In his testimony at the House DMCA-reform hearing today, Jack Valenti quoted me, in support of a point he wanted to make. The quote comes from last year’s Berkeley DRM Conference, from my response to a question asked by Prof. Pam Samuelson. Here’s the relevant section from Mr. Valenti’s testimony (emphasis in original):
Keep in mind that, once copy protection is circumvented, there is no known technology that can limit the number of copies that can be produced from the original. In a recent symposium on the DMCA, Professor Samuelson of UC Berkeley posed the question: “whether it was possible to develop technologies that would allow…circumvention for fair uses without opening up the Pandora’s Box so that allowing these technologies means that you’re essentially repealing the anti-circumvention laws.”
The question was answered by the prominent computer scientist and outspoken opponent of the DMCA, Professor Ed Felton [sic] of Princeton: “I think this is one of the most important technical questions surrounding DRM – whether we know, whether we can figure out how to accommodate fair use and other lawful use without opening up a big loophole. The answer, I think, right now, is that we don’t know how to do that. Not effectively.”
Moreover, there is no known device that can distinguish between a “fair use” circumvention and an infringing one. Allowing copy protection measures to be circumvented will inevitably result in allowing anyone to make hundreds of copies – thousands – thereby devastating the home video market for movies. Some 40 percent of all revenues to the movie studios come from home video. If this marketplace decays, it will cripple the ability of copyright owners to retrieve their investment, and result in fewer and less interesting choices at the movie theater.
Here’s the full excerpt from the DRM Conference transcript:
Question from Prof. Pam Samuelson:
So yesterday when I was doing the tutorial, Alex Alben asked me a question which, because I’m not a technologist, I was not in a very good position to try to answer, but since there are several technologists on this panel who are interested in information flows. The question that was put to me was a question about whether it was possible to develop technologies that would allow circumvention for fair use or other non-infringing purposes. Is it possible to sort of think creatively about anti-circumvention laws that might allow some room for circumvention for fair uses without opening up the Pandora’s box so that allowing these technology means that you’ve essentially repealed the anti-circumvention laws.
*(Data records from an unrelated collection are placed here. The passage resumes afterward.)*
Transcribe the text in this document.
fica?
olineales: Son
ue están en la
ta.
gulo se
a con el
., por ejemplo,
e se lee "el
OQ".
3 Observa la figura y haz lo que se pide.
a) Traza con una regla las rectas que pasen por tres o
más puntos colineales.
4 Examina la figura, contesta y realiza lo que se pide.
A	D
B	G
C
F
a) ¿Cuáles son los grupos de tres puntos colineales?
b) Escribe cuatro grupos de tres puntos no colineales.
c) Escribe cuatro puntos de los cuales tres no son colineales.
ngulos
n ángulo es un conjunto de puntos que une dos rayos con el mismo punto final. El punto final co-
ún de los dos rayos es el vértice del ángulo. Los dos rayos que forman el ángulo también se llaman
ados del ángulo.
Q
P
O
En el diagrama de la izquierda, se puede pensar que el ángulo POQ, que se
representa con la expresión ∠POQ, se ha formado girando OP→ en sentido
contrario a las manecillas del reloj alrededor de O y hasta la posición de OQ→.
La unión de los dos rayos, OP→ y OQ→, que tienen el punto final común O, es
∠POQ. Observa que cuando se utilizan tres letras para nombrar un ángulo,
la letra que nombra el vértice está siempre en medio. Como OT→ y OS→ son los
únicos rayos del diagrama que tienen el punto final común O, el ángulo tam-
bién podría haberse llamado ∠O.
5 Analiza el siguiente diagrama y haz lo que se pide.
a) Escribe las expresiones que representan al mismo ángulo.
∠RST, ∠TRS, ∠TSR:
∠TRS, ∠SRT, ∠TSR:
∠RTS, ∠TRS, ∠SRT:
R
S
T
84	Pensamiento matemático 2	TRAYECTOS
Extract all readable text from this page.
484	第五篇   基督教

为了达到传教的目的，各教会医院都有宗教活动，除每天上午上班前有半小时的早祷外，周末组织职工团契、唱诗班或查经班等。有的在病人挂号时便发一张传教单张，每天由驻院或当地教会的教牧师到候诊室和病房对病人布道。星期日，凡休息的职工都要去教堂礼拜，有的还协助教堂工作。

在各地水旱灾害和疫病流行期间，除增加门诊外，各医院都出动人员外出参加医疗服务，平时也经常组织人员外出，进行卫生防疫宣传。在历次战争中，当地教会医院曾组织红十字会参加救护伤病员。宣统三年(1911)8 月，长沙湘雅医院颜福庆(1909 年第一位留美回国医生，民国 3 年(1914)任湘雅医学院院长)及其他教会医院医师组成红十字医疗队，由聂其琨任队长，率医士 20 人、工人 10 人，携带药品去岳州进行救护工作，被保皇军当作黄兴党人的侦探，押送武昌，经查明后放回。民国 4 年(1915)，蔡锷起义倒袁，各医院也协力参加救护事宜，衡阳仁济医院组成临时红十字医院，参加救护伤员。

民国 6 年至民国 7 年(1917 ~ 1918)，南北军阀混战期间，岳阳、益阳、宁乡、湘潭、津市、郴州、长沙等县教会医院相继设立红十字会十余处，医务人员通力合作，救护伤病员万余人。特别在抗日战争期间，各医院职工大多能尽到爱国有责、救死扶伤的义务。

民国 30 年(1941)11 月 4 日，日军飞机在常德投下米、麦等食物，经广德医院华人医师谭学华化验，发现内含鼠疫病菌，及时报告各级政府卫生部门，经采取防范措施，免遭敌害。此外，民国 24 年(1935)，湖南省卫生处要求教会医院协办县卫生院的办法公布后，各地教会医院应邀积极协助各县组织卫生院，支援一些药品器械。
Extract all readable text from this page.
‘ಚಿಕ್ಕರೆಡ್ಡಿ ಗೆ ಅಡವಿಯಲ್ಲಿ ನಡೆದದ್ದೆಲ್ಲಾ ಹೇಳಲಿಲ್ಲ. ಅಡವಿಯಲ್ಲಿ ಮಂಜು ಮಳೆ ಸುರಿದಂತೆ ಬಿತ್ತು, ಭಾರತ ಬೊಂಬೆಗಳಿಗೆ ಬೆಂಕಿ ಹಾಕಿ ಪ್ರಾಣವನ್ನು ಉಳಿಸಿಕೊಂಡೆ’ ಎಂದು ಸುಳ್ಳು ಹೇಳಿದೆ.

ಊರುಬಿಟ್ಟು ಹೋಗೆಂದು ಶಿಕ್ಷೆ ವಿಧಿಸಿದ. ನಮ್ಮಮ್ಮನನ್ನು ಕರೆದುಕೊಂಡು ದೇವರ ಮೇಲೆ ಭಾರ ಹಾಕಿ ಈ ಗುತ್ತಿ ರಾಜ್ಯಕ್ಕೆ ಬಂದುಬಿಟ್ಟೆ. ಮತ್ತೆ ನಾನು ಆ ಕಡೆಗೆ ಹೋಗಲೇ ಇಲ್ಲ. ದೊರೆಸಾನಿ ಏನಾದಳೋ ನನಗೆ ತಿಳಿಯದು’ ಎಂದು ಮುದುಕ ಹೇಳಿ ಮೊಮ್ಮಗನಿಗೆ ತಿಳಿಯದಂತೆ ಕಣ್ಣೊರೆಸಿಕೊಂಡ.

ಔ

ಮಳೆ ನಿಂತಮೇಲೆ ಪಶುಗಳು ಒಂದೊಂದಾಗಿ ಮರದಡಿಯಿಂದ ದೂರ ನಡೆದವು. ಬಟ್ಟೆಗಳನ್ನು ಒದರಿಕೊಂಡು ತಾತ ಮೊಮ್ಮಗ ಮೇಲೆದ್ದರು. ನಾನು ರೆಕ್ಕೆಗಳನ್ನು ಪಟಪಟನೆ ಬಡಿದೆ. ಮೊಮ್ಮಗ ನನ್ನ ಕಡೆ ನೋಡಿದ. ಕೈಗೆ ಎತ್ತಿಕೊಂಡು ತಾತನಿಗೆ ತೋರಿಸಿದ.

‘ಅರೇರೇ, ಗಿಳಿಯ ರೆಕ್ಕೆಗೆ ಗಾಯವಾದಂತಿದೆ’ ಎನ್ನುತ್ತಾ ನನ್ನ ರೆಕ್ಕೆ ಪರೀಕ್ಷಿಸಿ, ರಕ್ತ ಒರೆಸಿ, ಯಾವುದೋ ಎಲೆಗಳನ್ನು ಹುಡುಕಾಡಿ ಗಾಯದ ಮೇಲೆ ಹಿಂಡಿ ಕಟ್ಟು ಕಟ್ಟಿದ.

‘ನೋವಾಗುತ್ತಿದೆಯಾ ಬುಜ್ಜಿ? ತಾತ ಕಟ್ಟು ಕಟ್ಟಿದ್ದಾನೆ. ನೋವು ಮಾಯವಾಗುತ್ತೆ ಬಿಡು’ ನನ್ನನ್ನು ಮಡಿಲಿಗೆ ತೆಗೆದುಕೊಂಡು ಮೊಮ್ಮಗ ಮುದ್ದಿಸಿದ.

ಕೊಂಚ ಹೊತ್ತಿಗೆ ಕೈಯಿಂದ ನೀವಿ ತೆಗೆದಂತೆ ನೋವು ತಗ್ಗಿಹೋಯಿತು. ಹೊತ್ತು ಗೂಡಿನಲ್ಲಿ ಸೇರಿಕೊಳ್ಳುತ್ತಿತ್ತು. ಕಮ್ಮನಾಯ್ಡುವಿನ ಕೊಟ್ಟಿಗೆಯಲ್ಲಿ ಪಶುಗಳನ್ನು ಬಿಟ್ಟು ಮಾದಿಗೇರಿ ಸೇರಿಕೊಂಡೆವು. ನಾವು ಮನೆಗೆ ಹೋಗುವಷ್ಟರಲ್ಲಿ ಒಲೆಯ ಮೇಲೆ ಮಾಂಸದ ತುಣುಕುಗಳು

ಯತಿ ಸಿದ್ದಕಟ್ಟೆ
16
[Other panelists’ answers omitted.]
Answer by Ed Felten:
I think this is one of the most important technical questions around DRM, whether we know, whether we can figure out how to accommodate fair use and other lawful use without opening up a big loophole. And the answer is, I think, right now, is that we don’t know how to do that. Not effectively. A lot of people would like to know whether we can do that or how we go about doing it, but it’s a big open question right now.
Let’s leave aside for now the flaws in Mr. Valenti’s argument, and focus just on his use of the quote. Note that he artfully excerpts segments from Prof. Samuelson’s question, to make it appear that she asked a different question than she really did. Also note that he removes an important part of my answer: the last sentence, where I talk about the technological relation between DRM and fair use as being a “big open question”.
Which brings us back to the bill being discussed today. If we want to answer the “big open question” I mentioned, we need to do more research. But the DMCA severely limits some of the key research that we would need to do. The Boucher-Doolittle bill would open the door to this research, by creating a research exemption to the DMCA. But that issue is apparently not up for discussion today.
[Note: This post is based on Mr. Valenti’s written testimony, of which I have a copy. I did not hear his live testimony. Seth Finkelstein reports that Mr. Valenti did use the quote in his oral testimony.]